1.2 – Succès récents du droit d’auteur

Depuis quelques années, on observe une nouvelle vague en faveur de la protection des œuvres, qui remporte des succès juridiques toujours plus nombreux. Trois faits marquants illustrent ce point.

Le premier bouleversement est la récente évolution du système du Copyright américain, en direction d’une vision beaucoup plus « européenne » du droit d’auteur par les lois américaines : les notions de droit moral et de paternité des œuvres par leur auteur s’imposent peu à peu outre-Atlantique.

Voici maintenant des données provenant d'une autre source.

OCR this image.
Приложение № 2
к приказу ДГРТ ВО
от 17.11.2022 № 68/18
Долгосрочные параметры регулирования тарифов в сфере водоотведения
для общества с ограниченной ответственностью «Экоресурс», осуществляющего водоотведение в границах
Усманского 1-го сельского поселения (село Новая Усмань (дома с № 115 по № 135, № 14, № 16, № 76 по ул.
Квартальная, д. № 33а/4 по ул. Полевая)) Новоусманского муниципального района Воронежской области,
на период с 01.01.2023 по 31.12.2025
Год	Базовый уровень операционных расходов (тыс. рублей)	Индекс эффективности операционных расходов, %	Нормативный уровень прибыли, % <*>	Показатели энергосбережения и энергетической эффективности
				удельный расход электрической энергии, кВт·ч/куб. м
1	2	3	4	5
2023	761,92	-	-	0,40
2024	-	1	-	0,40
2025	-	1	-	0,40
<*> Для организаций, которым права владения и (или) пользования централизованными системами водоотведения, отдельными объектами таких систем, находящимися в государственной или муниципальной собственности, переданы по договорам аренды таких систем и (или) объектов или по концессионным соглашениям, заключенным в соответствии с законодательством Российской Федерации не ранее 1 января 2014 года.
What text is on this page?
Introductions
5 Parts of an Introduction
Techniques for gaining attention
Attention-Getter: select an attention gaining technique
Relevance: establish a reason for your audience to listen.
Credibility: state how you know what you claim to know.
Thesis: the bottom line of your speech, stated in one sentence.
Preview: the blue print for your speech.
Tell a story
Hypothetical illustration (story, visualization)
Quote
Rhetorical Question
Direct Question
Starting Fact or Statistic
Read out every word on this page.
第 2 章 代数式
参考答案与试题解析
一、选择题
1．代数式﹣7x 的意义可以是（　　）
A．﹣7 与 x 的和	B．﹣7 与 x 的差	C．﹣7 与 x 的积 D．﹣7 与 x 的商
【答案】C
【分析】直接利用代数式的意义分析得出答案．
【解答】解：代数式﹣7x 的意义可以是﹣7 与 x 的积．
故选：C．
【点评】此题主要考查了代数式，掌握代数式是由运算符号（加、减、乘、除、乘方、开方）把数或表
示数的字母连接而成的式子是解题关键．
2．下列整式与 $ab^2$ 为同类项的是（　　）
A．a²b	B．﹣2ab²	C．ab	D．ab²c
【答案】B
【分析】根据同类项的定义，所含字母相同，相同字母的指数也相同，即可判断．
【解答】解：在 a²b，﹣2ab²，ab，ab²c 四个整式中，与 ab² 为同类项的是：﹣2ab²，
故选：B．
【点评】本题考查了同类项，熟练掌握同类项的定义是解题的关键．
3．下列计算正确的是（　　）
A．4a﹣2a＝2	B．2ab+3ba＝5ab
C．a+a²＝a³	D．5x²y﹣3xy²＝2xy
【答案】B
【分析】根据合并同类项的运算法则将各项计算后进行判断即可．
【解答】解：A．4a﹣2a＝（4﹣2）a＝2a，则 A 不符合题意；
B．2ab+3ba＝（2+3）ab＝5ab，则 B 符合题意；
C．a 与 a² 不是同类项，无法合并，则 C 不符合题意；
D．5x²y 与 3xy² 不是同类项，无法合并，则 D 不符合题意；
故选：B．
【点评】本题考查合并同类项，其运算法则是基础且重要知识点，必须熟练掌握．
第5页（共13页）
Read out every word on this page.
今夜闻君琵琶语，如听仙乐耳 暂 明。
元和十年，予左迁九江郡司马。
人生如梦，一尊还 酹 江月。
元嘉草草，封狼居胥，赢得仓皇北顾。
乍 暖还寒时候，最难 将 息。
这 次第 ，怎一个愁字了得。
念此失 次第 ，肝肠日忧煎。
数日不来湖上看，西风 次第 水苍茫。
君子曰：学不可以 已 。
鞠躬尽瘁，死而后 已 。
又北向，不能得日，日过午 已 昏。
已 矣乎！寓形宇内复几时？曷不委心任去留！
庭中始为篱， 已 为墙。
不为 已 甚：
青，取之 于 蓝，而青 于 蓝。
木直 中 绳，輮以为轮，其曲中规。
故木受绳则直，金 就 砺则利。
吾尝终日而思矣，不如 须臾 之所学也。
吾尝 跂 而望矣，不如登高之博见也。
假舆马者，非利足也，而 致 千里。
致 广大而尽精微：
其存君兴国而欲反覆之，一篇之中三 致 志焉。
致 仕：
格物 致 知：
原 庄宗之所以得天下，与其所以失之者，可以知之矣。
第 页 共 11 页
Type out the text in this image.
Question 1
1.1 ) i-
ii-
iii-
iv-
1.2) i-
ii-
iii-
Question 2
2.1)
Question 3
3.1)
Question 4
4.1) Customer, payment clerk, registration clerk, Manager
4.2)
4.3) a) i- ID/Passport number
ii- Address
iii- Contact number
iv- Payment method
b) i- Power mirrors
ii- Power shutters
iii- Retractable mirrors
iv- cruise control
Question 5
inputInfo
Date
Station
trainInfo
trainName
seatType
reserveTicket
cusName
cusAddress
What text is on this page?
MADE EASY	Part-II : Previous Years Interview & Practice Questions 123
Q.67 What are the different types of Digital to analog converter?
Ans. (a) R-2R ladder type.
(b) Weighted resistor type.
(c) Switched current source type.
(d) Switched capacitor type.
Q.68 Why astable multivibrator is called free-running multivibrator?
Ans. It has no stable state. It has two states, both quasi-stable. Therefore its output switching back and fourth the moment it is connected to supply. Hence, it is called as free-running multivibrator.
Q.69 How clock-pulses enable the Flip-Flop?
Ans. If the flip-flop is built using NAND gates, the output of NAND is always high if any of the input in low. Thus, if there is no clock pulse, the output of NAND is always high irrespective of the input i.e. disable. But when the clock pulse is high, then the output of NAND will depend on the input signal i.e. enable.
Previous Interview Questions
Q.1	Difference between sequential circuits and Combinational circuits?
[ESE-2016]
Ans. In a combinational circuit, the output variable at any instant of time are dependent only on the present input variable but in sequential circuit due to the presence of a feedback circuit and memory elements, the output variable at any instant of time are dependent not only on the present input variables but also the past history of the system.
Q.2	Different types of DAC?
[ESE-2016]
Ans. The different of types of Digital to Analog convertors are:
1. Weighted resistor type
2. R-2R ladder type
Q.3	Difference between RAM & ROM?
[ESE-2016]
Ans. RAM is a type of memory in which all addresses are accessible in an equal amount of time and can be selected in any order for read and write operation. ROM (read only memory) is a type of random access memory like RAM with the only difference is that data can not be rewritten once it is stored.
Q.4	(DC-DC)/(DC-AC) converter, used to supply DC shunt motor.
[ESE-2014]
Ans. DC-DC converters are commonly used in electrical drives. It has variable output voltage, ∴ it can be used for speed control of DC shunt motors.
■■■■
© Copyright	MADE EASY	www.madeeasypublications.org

On oppose rituellement la tradition du droit d’auteur « continentale », voire « française », que nous avons longuement exposée, à celle du « Copyright », en vigueur dans les pays anglo-saxons. Cette dernière néglige la notion de droit moral, et accorde le bénéfice des droits de propriété intellectuelle non plus à l’auteur des œuvres, mais au commanditaire. On récompense non pas la création, mais le risque industriel. Un tel système, selon certains, expliquerait le succès du cinéma américain, où les « producteurs » ont pu investir en toute confiance des sommes colossales. Bref, le Copyright serait mieux adapté aux conditions modernes de création, où l’auteur génial et isolé ne représente plus qu’une minorité. On pense également à l’industrie des jeux vidéo, du logiciel, ou encore à la création audiovisuelle.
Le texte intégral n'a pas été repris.